Dr. Folk Narongrit, ECE Faculty Candidate Seminar

- Sponsor
- Electrical and Computer Engineering
- Speaker
- Dr. Folk Narongrit, Postdoctoral Scholar, University of California, Berkeley
- Contact
- Angie Ellis
- amellis@illinois.edu
- Phone
- 217-300-1910
- Originating Calendar
- Illinois ECE Calendar
Electrical and Computer Engineering Faculty Candidate Seminar
Dr. Folk Narongrit
Postdoctoral Scholar, University of California, Berkeley, Department of Electrical Engineering and Computer Sciences
Monday, April 6, 2026, 11:00 am-12:00 pm
B02 CSL Auditorium or Online via Zoom
Title: Adaptive and Programmable RF Architectures for MRI: Beyond Rigid Coils and Narrowband Design
Abstract: Magnetic resonance imaging is a non-invasive imaging method that operates in the VHF band, but its RF hardware is often still based on rigid, narrowband, manually tuned coils. That becomes a limitation in ultra-high-field, multi-nuclear, and patient-specific imaging. The problem is especially relevant as demand grows in areas such as cancer and neurological disease. MRI RF hardware also has to be built from non-ferromagnetic materials and components, which places additional constraints on RF electronics and system design. Many of the same constraints appear in wearable sensors and other biomedical RF systems.

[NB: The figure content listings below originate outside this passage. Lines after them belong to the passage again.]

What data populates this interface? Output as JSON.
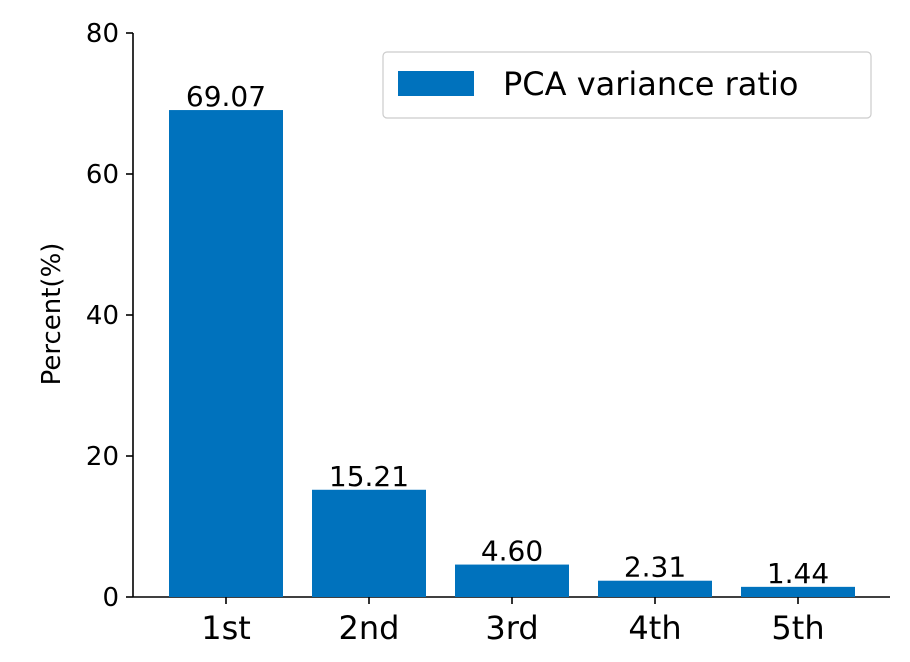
{
  "chart_data": {
    "type": "bar",
    "categories": [
      "1st",
      "2nd",
      "3rd",
      "4th",
      "5th"
    ],
    "series": [
      {
        "name": "PCA variance ratio",
        "values": [
          69.07,
          15.21,
          4.6,
          2.31,
          1.44
        ],
        "color": "#0072bd"
      }
    ],
    "value_labels": [
      "69.07",
      "15.21",
      "4.60",
      "2.31",
      "1.44"
    ],
    "ylabel": "Percent(%)",
    "xlabel": "",
    "ylim": [
      0,
      80
    ],
    "yticks": [
      0,
      20,
      40,
      60,
      80
    ],
    "grid": false,
    "legend_position": "top-right"
  }
}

I will first introduce flexible and stretchable RF coils developed using flexible conductors on conformal substrates that adapt to individual anatomy while maintaining strong electromagnetic performance. I will then discuss how mechanical deformation changes the coil's response and calls for RF receive hardware beyond conventional fixed-tuned designs. I will present non-magnetic resonance detection and retuning methods, along with a wideband MRI receiver architecture for multi-nuclear imaging at 7 T. Finally, I will present my recent work on segmented, digitally programmable transmit architecture for wideband and multiband RF operation at 7 T MRI. By moving beyond fixed-frequency resonant designs, these systems enable frequency-agile transmission, intra-coil parallel transmit, and B1-field shimming. I will conclude with a broader direction for adaptive RF hardware that advances ultra-high-field brain imaging and also applies to wearable sensors and other biomedical systems that rely on RF.
Folk Narongrit is a Postdoctoral Scholar in Electrical Engineering and Computer Sciences at the University of California, Berkeley. He received his Ph.D. in Electrical and Computer Engineering and his M.S. in Biomedical Engineering from Purdue University, and his M.S. in Electrical Engineering from the University of Southern California. His research focuses on radiofrequency and electromagnetic systems for magnetic resonance imaging, including digitally programmable transmitters, wideband and multinuclear RF hardware for MRI, and flexible and stretchable RF coils. Folk is the recipient of the IEEE MTT-S Research Fellowship in Medical Applications, the Young Engineering Prize from the European Microwave Association, and the King’s Fellowship from the Thai Government. He also received the Lamp Scholarship for Excellence in Teaching and the Bakar Innovation Fellowship for translating research toward commercialization. His work has also been recognized with best paper awards from ISMRM and IEEE.